10.4 Autodiff testing
NablaFuzz (Yang et al. 2023) differentially tests gradients across AD modes and filters numerical noise, but at the API and function level across libraries; it does not compare the gradient before and after a compiler optimization. Finite-difference gradient checking is the classical reference oracle.
10.5 Rewrite verification
Alive2 (Lopes, Lee, Hur, Liu & Regehr 2021) and Alive-FP (Menendez, Nagarakatte & Gupta 2016) prove peephole rewrites correct by SMT, including floating-point. They are the verification pole; this is the testing complement for transforms outside the decidable fragment (interprocedural differentiate-after-optimize).
10.6 Test generation and spec inference
Test amplification (DSpot; Danglot, Vera-Perez, Baudry & Monperrus 2019) generalizes an existing test by mutating its inputs. Daikon (Ernst et al. 2007) infers likely invariants from observed runs. Oracle-guided component-based synthesis (Jha, Gulwani, Seshia & Tiwari 2010) drives a candidate to a fix with distinguishing inputs. Our generator sits among these: it lifts a rule’s happy-path structure into the edge case the author missed.
10.7 The disagreement structure
The gate computes a symmetric difference between what the optimizer believes and what is true; abductor recovers it from an O(d) sketch via set reconciliation (Eppstein, Goodrich, Uyeda & Varghese 2011) and reads a sequence of gate runs as anytime-valid evidence (e-values: Vovk & Wang 2021).
10.8 Named open problems
A survey of compiler testing (Chen, Patra, Pradel et al. 2020) lists “test oracles beyond equivalence relations” as open; a gradient-preservation oracle is exactly that. N-version programming with coding agents (Ron, Baudry & Monperrus 2026) poses automated detection and refinement of ambiguous specifications as future work, one dimension of which this mechanizes (§4).
The contribution is not a new proof technique, the case analysis is elementary. It is the reduction of an open soundness question to a decidable finite case analysis on a characterized fragment, with confirmed bugs.
11. Limitations
The verdict is about a model, not the system: the analyzer’s operator semantics must be faithful, and a flagged witness must still be reachable in the real compiler (discharged by confirmation, not by the case analysis).
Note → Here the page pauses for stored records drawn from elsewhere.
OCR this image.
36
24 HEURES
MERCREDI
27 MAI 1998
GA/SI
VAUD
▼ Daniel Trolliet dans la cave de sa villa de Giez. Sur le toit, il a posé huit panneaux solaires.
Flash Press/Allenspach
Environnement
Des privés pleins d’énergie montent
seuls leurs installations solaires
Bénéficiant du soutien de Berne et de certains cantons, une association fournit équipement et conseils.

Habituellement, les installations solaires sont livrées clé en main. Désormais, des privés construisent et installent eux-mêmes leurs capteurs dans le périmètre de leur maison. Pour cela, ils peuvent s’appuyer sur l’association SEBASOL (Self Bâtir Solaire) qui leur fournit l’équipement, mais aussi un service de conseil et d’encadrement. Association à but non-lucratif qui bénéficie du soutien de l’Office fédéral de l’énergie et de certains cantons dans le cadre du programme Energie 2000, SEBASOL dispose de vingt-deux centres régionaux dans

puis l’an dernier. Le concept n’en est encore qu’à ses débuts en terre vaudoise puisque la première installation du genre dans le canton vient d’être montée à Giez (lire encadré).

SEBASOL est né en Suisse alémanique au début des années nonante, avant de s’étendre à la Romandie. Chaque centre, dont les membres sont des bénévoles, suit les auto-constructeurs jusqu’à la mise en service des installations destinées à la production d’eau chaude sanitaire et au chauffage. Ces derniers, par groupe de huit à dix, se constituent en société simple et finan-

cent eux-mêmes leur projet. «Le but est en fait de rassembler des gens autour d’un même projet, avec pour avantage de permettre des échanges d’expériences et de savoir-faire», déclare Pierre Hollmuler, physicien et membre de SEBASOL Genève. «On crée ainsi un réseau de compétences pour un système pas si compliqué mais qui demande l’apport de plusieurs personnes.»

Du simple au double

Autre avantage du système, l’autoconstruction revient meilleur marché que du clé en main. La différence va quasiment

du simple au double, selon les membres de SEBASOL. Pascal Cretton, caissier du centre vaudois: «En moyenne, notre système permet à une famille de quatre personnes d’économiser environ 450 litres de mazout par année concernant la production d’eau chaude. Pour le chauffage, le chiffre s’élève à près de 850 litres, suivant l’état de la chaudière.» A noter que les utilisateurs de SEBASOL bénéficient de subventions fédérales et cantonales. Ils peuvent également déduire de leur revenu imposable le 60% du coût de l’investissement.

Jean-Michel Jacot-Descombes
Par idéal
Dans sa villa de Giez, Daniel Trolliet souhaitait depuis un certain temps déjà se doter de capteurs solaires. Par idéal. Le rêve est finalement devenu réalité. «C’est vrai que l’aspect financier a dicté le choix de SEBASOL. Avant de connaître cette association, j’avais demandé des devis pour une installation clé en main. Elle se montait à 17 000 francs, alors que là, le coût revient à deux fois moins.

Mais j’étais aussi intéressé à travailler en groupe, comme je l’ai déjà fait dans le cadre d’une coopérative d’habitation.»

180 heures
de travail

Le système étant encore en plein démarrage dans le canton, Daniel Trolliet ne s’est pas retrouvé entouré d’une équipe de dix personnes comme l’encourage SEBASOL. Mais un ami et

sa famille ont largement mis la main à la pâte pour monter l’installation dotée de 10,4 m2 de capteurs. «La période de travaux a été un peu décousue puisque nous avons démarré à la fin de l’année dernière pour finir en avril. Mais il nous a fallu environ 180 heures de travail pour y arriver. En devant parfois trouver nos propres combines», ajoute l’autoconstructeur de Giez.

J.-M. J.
The fragment is elementwise and finitely partitionable; structural soundness (shape, broadcast, aliasing) and the tier-2 parametric and tier-3 fractal regimes are out of scope. The completeness statement (§9) covers the unary elementwise derivative table; the binary, structural, and imperative C++ rewrites need a heavier front end and the break-point refinement of §6.
12. Conclusion
On a precisely stated fragment, the soundness of an autodiff compiler’s elementwise rewrites is a finite case analysis rather than a search: the rules are ring identities, the bugs are the identities that fail in the ring itself, and a fixed class cover decides them from structure alone. The method’s limits are stated as a boundary one can audit, and that boundary lands exactly where the soundness question is sanctioned or ill-posed. A static pass predicts cheaply and exhaustively; a dynamic gate confirms; and the surviving witnesses are one-line mutations of the maintainer’s own tests. For coding agents that increasingly write and apply these rules, that is a verification layer they can run without the build.
13. Availability
Code, the gate, the static analyzer, and reproduction: github.com/kimjune01/enzyme-soundness-gate. Dual-licensed AGPL-3.0 and CC BY-SA-NS. The findings are EnzymeAD/Enzyme-JAX issues #2570 and #2571.